2 minutes ago, MarcusAseth said:

int don't have member functions, it can't be the case :\

You cannot invoke a function on a primitive type. So you cannot actually replace it by a.operator=(6);

But you at least agree to see an assignment:

int a = 5;

a = 6;

3 minutes ago, matt77hias said:

You cannot invoke a function on a primitive type.

Well then it seems you agree with my point, you can't invoke a function like in the string example

f(a).operator=(b);

and that's why it doesn't compile in that instance for the int

3 minutes ago, MarcusAseth said:

Well then it seems you agree with my point, you can't invoke a function like in the string example

f(a).operator=(b);

and that's why it doesn't compile in that instance

but you do not call operator=

you do f(a) = b where f(a) returns an int value, which is exactly the same case as 5 = b;

Constant primitives such as 1,2u, 3f, 4d, 'c' are immutable, meaning that they are always implicit const.

__128 is a built-in type as well for MVC++ compiler (i.e. Visual Studio), you can overload operators for that type if they are not already defined:

__m128 & __vectorcall operator+=( __m128 &v1, const __m128 &v2);

operator= is defined for all built-in types, you cannot redefine it, you cannot access it.

5 minutes ago, matt77hias said:

but you do not call operator=

you do f(a) = b where f(a) return an int value, which is exactly the same case as 5 = b;

Yes I get that, you get an rvalue as return in the int case so you can't assign to it.

I am just pointing out the reason why you can in the string example even though you are still returning an rvalue to a string.

And the reason is :

Quote

An lvalue for an object is necessary in order to modify the object except that an rvalue of class type can
also be used to modify its referent under certain circumstances. [ Example: a member function called for an
object (9.3) can modify the object. — end example ]

which means string is doing this:

f(a).operator=(b);

So...I am not sure what part of this is not convincing you... :\

1 minute ago, MarcusAseth said:

So...I am not sure what point of this is not convincing you... :\

It is about objects, int is not an object.
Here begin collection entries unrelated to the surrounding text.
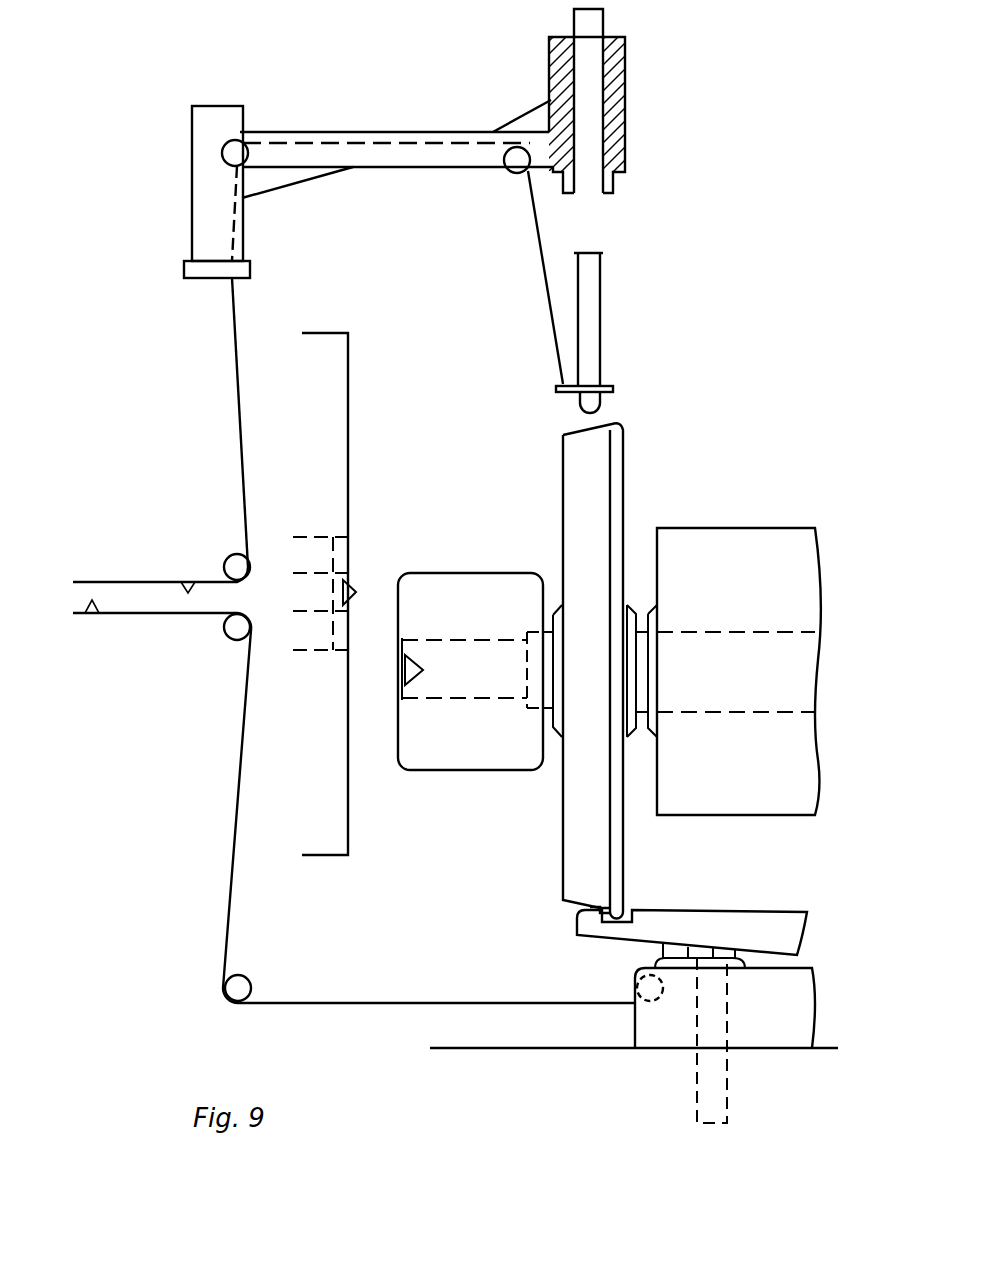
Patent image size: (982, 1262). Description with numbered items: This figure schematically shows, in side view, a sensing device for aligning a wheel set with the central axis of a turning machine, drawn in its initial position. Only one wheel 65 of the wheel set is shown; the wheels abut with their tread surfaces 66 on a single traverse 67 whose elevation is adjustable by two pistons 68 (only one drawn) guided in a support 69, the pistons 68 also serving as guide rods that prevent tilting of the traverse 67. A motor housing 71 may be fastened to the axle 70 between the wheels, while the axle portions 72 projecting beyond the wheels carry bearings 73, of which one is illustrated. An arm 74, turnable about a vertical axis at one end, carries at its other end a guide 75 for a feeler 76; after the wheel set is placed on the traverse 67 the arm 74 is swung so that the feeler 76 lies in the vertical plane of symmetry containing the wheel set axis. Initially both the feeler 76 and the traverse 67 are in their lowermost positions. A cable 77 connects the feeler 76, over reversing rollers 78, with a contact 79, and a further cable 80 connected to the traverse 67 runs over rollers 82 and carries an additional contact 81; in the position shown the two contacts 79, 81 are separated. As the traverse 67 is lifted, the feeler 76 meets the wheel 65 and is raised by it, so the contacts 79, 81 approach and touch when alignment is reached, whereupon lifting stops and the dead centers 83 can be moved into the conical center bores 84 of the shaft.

The wheel 65 is at (585, 810).
The tread surface 66 is at (578, 912).
The traverse 67 is at (693, 922).
The piston 68 is at (705, 1065).
The support 69 is at (673, 1027).
The axle 70 is at (772, 663).
The motor housing 71 is at (685, 560).
The axle portion 72 is at (480, 683).
The bearing 73 is at (457, 602).
The arm 74 is at (412, 148).
The guide 75 is at (615, 155).
The feeler 76 is at (592, 310).
The cable 77 is at (563, 303).
The reversing roller 78 is at (242, 170).
The contact 79 is at (187, 582).
The cable 80 is at (380, 1000).
The contact 81 is at (100, 610).
The roller 82 is at (238, 985).
The dead center 83 is at (345, 578).
The conical center bore 84 is at (417, 680).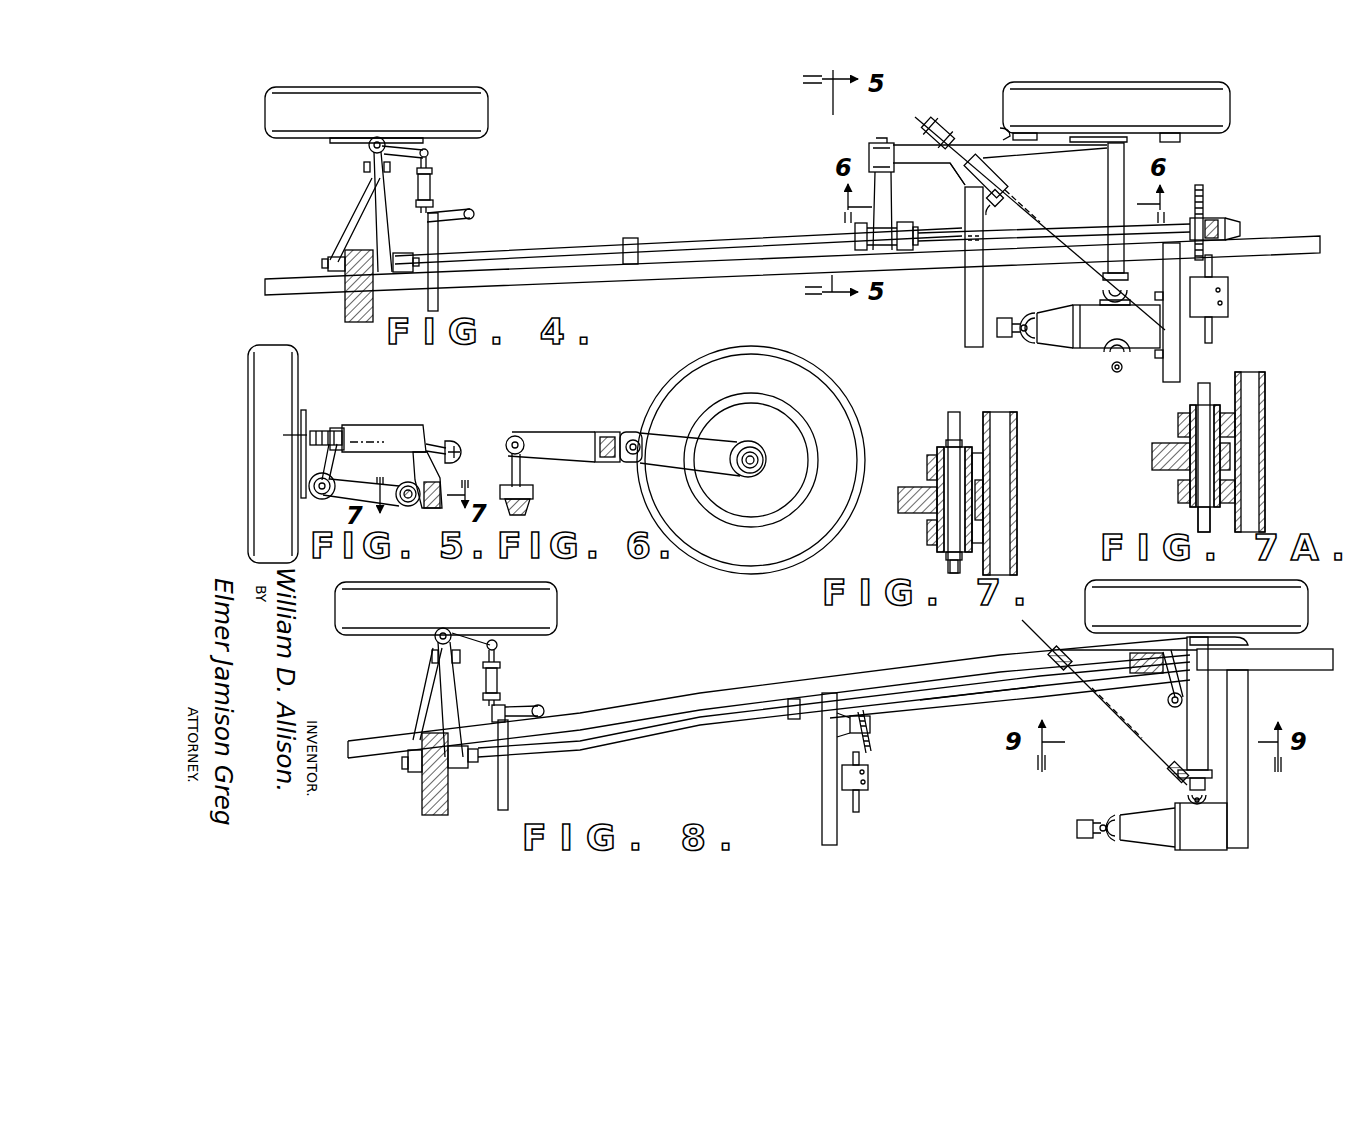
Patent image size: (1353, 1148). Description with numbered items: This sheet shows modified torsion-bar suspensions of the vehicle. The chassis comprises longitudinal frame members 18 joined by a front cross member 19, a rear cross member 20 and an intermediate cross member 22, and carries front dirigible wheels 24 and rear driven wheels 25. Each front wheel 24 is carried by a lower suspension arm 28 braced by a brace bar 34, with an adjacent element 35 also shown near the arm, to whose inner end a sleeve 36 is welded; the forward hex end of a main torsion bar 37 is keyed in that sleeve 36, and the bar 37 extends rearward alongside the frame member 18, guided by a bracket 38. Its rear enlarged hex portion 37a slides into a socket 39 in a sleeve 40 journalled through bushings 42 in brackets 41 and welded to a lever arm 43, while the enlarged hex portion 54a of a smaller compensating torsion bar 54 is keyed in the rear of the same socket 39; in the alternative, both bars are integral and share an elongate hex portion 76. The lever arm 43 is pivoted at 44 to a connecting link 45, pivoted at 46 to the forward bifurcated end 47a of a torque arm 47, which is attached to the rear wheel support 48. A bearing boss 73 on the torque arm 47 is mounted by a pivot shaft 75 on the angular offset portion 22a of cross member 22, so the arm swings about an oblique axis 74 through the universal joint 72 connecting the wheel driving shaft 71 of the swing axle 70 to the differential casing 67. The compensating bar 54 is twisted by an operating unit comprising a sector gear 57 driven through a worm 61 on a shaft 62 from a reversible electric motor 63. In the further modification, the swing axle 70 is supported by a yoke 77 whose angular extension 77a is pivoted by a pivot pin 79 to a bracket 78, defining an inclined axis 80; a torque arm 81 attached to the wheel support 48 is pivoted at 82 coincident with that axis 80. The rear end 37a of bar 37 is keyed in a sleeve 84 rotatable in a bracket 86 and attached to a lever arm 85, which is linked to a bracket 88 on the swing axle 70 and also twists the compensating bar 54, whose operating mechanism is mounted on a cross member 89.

In FIG. 4, the longitudinal frame member 18 is at (694, 274).
In FIG. 5, the longitudinal frame member 18 is at (443, 486).
In FIG. 7, the longitudinal frame member 18 is at (1018, 481).
In FIG. 7A, the longitudinal frame member 18 is at (1267, 470).
In FIG. 8, the longitudinal frame member 18 is at (670, 700).
In FIG. 4, the front cross member 19 is at (345, 306).
In FIG. 8, the front cross member 19 is at (448, 800).
In FIG. 4, the rear cross member 20 is at (1181, 366).
In FIG. 8, the rear cross member 20 is at (1248, 793).
In FIG. 4, the intermediate cross member 22 is at (965, 298).
In FIG. 4, the angular offset portion 22a is at (1006, 178).
In FIG. 6, the angular offset portion 22a is at (606, 432).
In FIG. 4, the front dirigible wheel 24 is at (478, 104).
In FIG. 8, the front dirigible wheel 24 is at (558, 606).
In FIG. 4, the rear driven wheel 25 is at (1230, 110).
In FIG. 5, the rear driven wheel 25 is at (305, 378).
In FIG. 6, the rear driven wheel 25 is at (770, 367).
In FIG. 8, the rear driven wheel 25 is at (1308, 603).
In FIG. 4, the lower suspension arm 28 is at (385, 215).
In FIG. 8, the lower suspension arm 28 is at (440, 683).
In FIG. 4, the brace bar 34 is at (350, 212).
In FIG. 4, the shock absorber 35 is at (442, 199).
In FIG. 8, the shock absorber 35 is at (509, 695).
In FIG. 4, the sleeve 36 is at (405, 253).
In FIG. 4, the main torsion bar 37 is at (549, 251).
In FIG. 7, the main torsion bar 37 is at (950, 568).
In FIG. 7A, the main torsion bar 37 is at (1198, 520).
In FIG. 8, the main torsion bar 37 is at (607, 745).
In FIG. 7, the enlarged hex portion 37a is at (946, 555).
In FIG. 4, the bracket 38 is at (640, 248).
In FIG. 8, the bracket 38 is at (790, 720).
In FIG. 7, the socket 39 is at (948, 495).
In FIG. 7A, the socket 39 is at (1222, 428).
In FIG. 4, the sleeve 40 is at (917, 230).
In FIG. 7, the sleeve 40 is at (937, 450).
In FIG. 7A, the sleeve 40 is at (1222, 408).
In FIG. 4, the bracket 41 is at (904, 225).
In FIG. 7, the bracket 41 is at (927, 460).
In FIG. 7, the bushing 42 is at (975, 453).
In FIG. 4, the lever arm 43 is at (893, 196).
In FIG. 5, the lever arm 43 is at (345, 490).
In FIG. 6, the lever arm 43 is at (530, 510).
In FIG. 7, the lever arm 43 is at (898, 505).
In FIG. 7A, the lever arm 43 is at (1165, 470).
In FIG. 5, the pivotal connection 44 is at (318, 498).
In FIG. 6, the pivotal connection 44 is at (535, 495).
In FIG. 5, the connecting link 45 is at (340, 433).
In FIG. 6, the connecting link 45 is at (523, 474).
In FIG. 4, the pivotal connection 46 is at (872, 143).
In FIG. 5, the pivotal connection 46 is at (345, 430).
In FIG. 6, the pivotal connection 46 is at (520, 436).
In FIG. 4, the torque arm 47 is at (1003, 145).
In FIG. 6, the torque arm 47 is at (558, 432).
In FIG. 5, the forward bifurcated end 47a is at (338, 430).
In FIG. 4, the rear wheel support 48 is at (1177, 140).
In FIG. 6, the rear wheel support 48 is at (758, 420).
In FIG. 8, the rear wheel support 48 is at (1250, 640).
In FIG. 4, the compensating torsion bar 54 is at (1072, 229).
In FIG. 7, the compensating torsion bar 54 is at (957, 412).
In FIG. 7A, the compensating torsion bar 54 is at (1198, 392).
In FIG. 8, the compensating torsion bar 54 is at (947, 706).
In FIG. 7, the enlarged hex portion 54a is at (948, 447).
In FIG. 4, the sector gear 57 is at (1205, 191).
In FIG. 8, the sector gear 57 is at (872, 745).
In FIG. 4, the worm 61 is at (1228, 222).
In FIG. 4, the shaft 62 is at (1213, 267).
In FIG. 8, the shaft 62 is at (862, 762).
In FIG. 4, the electric motor 63 is at (1228, 312).
In FIG. 8, the electric motor 63 is at (868, 790).
In FIG. 4, the differential casing 67 is at (1078, 326).
In FIG. 8, the differential casing 67 is at (1213, 828).
In FIG. 4, the swing axle 70 is at (1108, 172).
In FIG. 5, the swing axle 70 is at (437, 442).
In FIG. 8, the swing axle 70 is at (1210, 710).
In FIG. 4, the wheel driving shaft 71 is at (1126, 285).
In FIG. 8, the wheel driving shaft 71 is at (1212, 778).
In FIG. 4, the universal joint 72 is at (1103, 292).
In FIG. 5, the universal joint 72 is at (461, 441).
In FIG. 8, the universal joint 72 is at (1210, 790).
In FIG. 4, the bearing boss 73 is at (947, 128).
In FIG. 6, the bearing boss 73 is at (632, 430).
In FIG. 4, the oblique axis 74 is at (1030, 193).
In FIG. 5, the oblique axis 74 is at (385, 441).
In FIG. 4, the pivot shaft 75 is at (992, 208).
In FIG. 6, the pivot shaft 75 is at (641, 449).
In FIG. 7A, the elongate hex portion 76 is at (1232, 458).
In FIG. 8, the yoke 77 is at (1203, 762).
In FIG. 8, the angular extension 77a is at (1147, 827).
In FIG. 8, the bracket 78 is at (1153, 805).
In FIG. 8, the pivot pin 79 is at (1180, 765).
In FIG. 8, the inclined axis 80 is at (1125, 742).
In FIG. 8, the torque arm 81 is at (1122, 650).
In FIG. 8, the pivot 82 is at (1064, 648).
In FIG. 8, the sleeve 84 is at (1150, 653).
In FIG. 8, the lever arm 85 is at (1165, 695).
In FIG. 8, the bracket 86 is at (1112, 688).
In FIG. 8, the bracket 88 is at (1170, 708).
In FIG. 8, the cross member 89 is at (838, 833).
If you wonder about operator overloading for primitive types look above at my __m128 example.

Just now, matt77hias said:

It is about objects, int is not an object.

Yes, and I am talking of string all along, which is an object.

Seriously Matt, I am often getting the impression that you misunderstand me on purpose... x_x

rvalue reference = lvalue

int f(int &n) { return n; }

f(a) = 5;

string f(string &n) { return n; }

f(a) = "5";

std::string &operator=(std::string &)

-> you invoke this method on a lvalue (rvalue reference)

12 minutes ago, matt77hias said:

rvalue reference = lvalue

I don't know what am I suppose to make of this statement...

string f(string& n)

for what I know, the string returned by value in the function above means you are constructing a string using wathever you return from inside the function, this means that the new constructed string is an rvalue and not an rvalue reference.

And thus to me seems in line with what I quoted in the posts above, which is 

Quote

an rvalue of class type can also be used to modify its referent under certain circumstances. [ Example: a member function called for an object

so...I still don't get it what do you think is wrong with this.

Lets try some other approach...

Is the behavior you are talking about different between C++98 and C++11/C++14? No, it isn't.

So how can you use lvalue/rvalue terminology in your argumentation? C++98 does not differentiate between lvalue and rvalue types.

3 minutes ago, matt77hias said:

Lets try some other approach...

 

Is the behavior you are talking about different between C++98 and C++11/C++14? No, it isn't.

So how can you use lvalue/rvalue terminology in your argumentation? C++98 does not differentiate between lvalue and rvalue types.

 

seriously, I don't know nor care for C++98, this other aproach won't work... whatever the point you're trying to make is, you're only obfuscating it more, since I still have no idea about what you think is wrong with my post above...